Après avoir regardé "L'école du pouvoir", je n'ai pas totalement élucidé ce mystère, mais la fascination que ces hommes et femmes exercent sur moi a décuplé (je suis fascinée par les élites, je l'avoue).

La qualité de ce téléfilm est vraiment exceptionnelle, tant par la richesse et la subtilité des personnages que par ses dialogues si justes, et son scénario qui évite les caricatures.

Du concours d'entrée à leurs débuts dans la vie réelle, on suit le parcours de cinq jeunes énarques (promotion Voltaire, la même que Royal, Hollande, de Villepin, etc etc...) aux ambitions, convictions, parcours, origines et éthiques différents.

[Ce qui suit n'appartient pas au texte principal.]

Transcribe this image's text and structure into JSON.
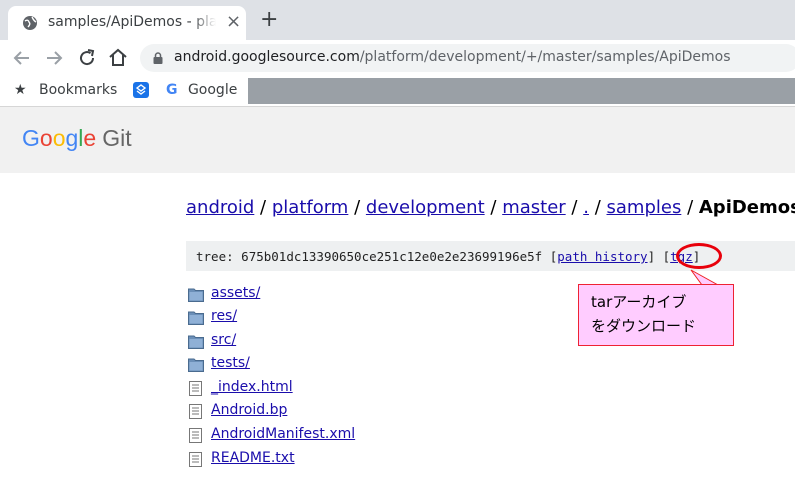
{
  "tab": {
    "title": "samples/ApiDemos - platform/development - Git at Google",
    "close": "×",
    "new_tab": "+"
  },
  "omnibox": {
    "domain": "android.googlesource.com",
    "path": "/platform/development/+/master/samples/ApiDemos"
  },
  "bookmarks": [
    {
      "label": "Bookmarks",
      "icon": "star-icon"
    },
    {
      "label": "",
      "icon": "app-icon"
    },
    {
      "label": "Google",
      "icon": "google-icon"
    }
  ],
  "header": {
    "logo_google": "Google",
    "logo_git": "Git",
    "logo_colors": [
      "#4285f4",
      "#ea4335",
      "#fbbc05",
      "#4285f4",
      "#34a853",
      "#ea4335"
    ]
  },
  "breadcrumbs": {
    "items": [
      "android",
      "platform",
      "development",
      "master",
      ".",
      "samples"
    ],
    "separator": "/",
    "current": "ApiDemos"
  },
  "tree": {
    "label": "tree:",
    "hash": "675b01dc13390650ce251c12e0e2e23699196e5f",
    "path_history": "path history",
    "tgz": "tgz"
  },
  "callout": {
    "line1": "tarアーカイブ",
    "line2": "をダウンロード",
    "highlight_color": "#e8000b",
    "fill": "#ffccff"
  },
  "files": [
    {
      "name": "assets/",
      "kind": "folder"
    },
    {
      "name": "res/",
      "kind": "folder"
    },
    {
      "name": "src/",
      "kind": "folder"
    },
    {
      "name": "tests/",
      "kind": "folder"
    },
    {
      "name": "_index.html",
      "kind": "file"
    },
    {
      "name": "Android.bp",
      "kind": "file"
    },
    {
      "name": "AndroidManifest.xml",
      "kind": "file"
    },
    {
      "name": "README.txt",
      "kind": "file"
    }
  ]
}
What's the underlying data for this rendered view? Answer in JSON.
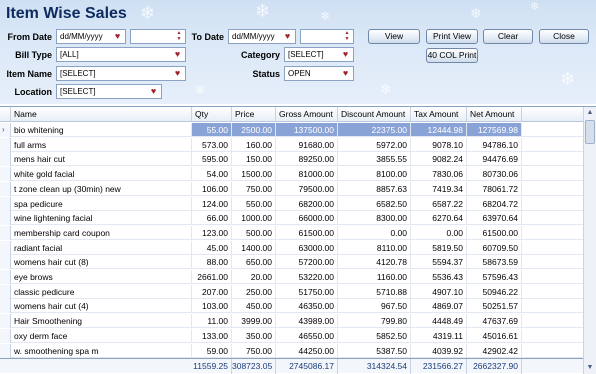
{
  "title": "Item Wise Sales",
  "filters": {
    "from_date_label": "From Date",
    "from_date_value": "dd/MM/yyyy",
    "to_date_label": "To Date",
    "to_date_value": "dd/MM/yyyy",
    "bill_type_label": "Bill Type",
    "bill_type_value": "[ALL]",
    "category_label": "Category",
    "category_value": "[SELECT]",
    "item_name_label": "Item Name",
    "item_name_value": "[SELECT]",
    "status_label": "Status",
    "status_value": "OPEN",
    "location_label": "Location",
    "location_value": "[SELECT]"
  },
  "buttons": {
    "view": "View",
    "print_view": "Print View",
    "clear": "Clear",
    "close": "Close",
    "col_print": "40 COL Print"
  },
  "columns": [
    "Name",
    "Qty",
    "Price",
    "Gross Amount",
    "Discount Amount",
    "Tax Amount",
    "Net Amount"
  ],
  "rows": [
    [
      "bio whitening",
      "55.00",
      "2500.00",
      "137500.00",
      "22375.00",
      "12444.98",
      "127569.98"
    ],
    [
      "full arms",
      "573.00",
      "160.00",
      "91680.00",
      "5972.00",
      "9078.10",
      "94786.10"
    ],
    [
      "mens hair cut",
      "595.00",
      "150.00",
      "89250.00",
      "3855.55",
      "9082.24",
      "94476.69"
    ],
    [
      "white gold facial",
      "54.00",
      "1500.00",
      "81000.00",
      "8100.00",
      "7830.06",
      "80730.06"
    ],
    [
      "t zone clean up (30min) new",
      "106.00",
      "750.00",
      "79500.00",
      "8857.63",
      "7419.34",
      "78061.72"
    ],
    [
      "spa pedicure",
      "124.00",
      "550.00",
      "68200.00",
      "6582.50",
      "6587.22",
      "68204.72"
    ],
    [
      "wine lightening facial",
      "66.00",
      "1000.00",
      "66000.00",
      "8300.00",
      "6270.64",
      "63970.64"
    ],
    [
      "membership card coupon",
      "123.00",
      "500.00",
      "61500.00",
      "0.00",
      "0.00",
      "61500.00"
    ],
    [
      "radiant facial",
      "45.00",
      "1400.00",
      "63000.00",
      "8110.00",
      "5819.50",
      "60709.50"
    ],
    [
      "womens hair cut (8)",
      "88.00",
      "650.00",
      "57200.00",
      "4120.78",
      "5594.37",
      "58673.59"
    ],
    [
      "eye brows",
      "2661.00",
      "20.00",
      "53220.00",
      "1160.00",
      "5536.43",
      "57596.43"
    ],
    [
      "classic pedicure",
      "207.00",
      "250.00",
      "51750.00",
      "5710.88",
      "4907.10",
      "50946.22"
    ],
    [
      "womens hair cut (4)",
      "103.00",
      "450.00",
      "46350.00",
      "967.50",
      "4869.07",
      "50251.57"
    ],
    [
      "Hair Smoothening",
      "11.00",
      "3999.00",
      "43989.00",
      "799.80",
      "4448.49",
      "47637.69"
    ],
    [
      "oxy derm face",
      "133.00",
      "350.00",
      "46550.00",
      "5852.50",
      "4319.11",
      "45016.61"
    ],
    [
      "w. smoothening spa m",
      "59.00",
      "750.00",
      "44250.00",
      "5387.50",
      "4039.92",
      "42902.42"
    ]
  ],
  "totals": [
    "11559.25",
    "308723.05",
    "2745086.17",
    "314324.54",
    "231566.27",
    "2662327.90"
  ],
  "icons": {
    "dropdown": "heart-dropdown-icon",
    "spinner": "updown-spinner-icon",
    "row_pointer": "row-pointer-icon"
  },
  "colors": {
    "header_bg": "#d6e4f5",
    "title": "#0d2b5e",
    "selection": "#8aa3d6",
    "dropdown_glyph": "#a0242c"
  }
}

Leurs séminaires, les stages en France profonde ou en Afrique, la politique d'une école pour certains purement républicaine et pour d'autres "école de l'ambition", les premiers choix politiques, les engagements, les désillusions...

Impossible de ne pas se laisser embarquer par cette fresque inspirée et bien jouée qui se déroule de 78 à 85, avec en toile de fond l' "au revoir" de Giscard, la victoire de Miterrand, l'assemblée nationale à majorité socialiste, avant les terribles revers...

(et voir les hommes politiques dans leur prime jeunesse)

(et Noël Mamère journaliste à Antenne 2)

(et PPDA avec des cheveux)

(et les minitels)

(et la Bastille en 81)

 

Et la petite histoire qui s'imbrique dans la grande, forcément, tout en maintenant un équilibre savant entre les affaires sentimentales et les affaires d'Etat.

 

Du grand art.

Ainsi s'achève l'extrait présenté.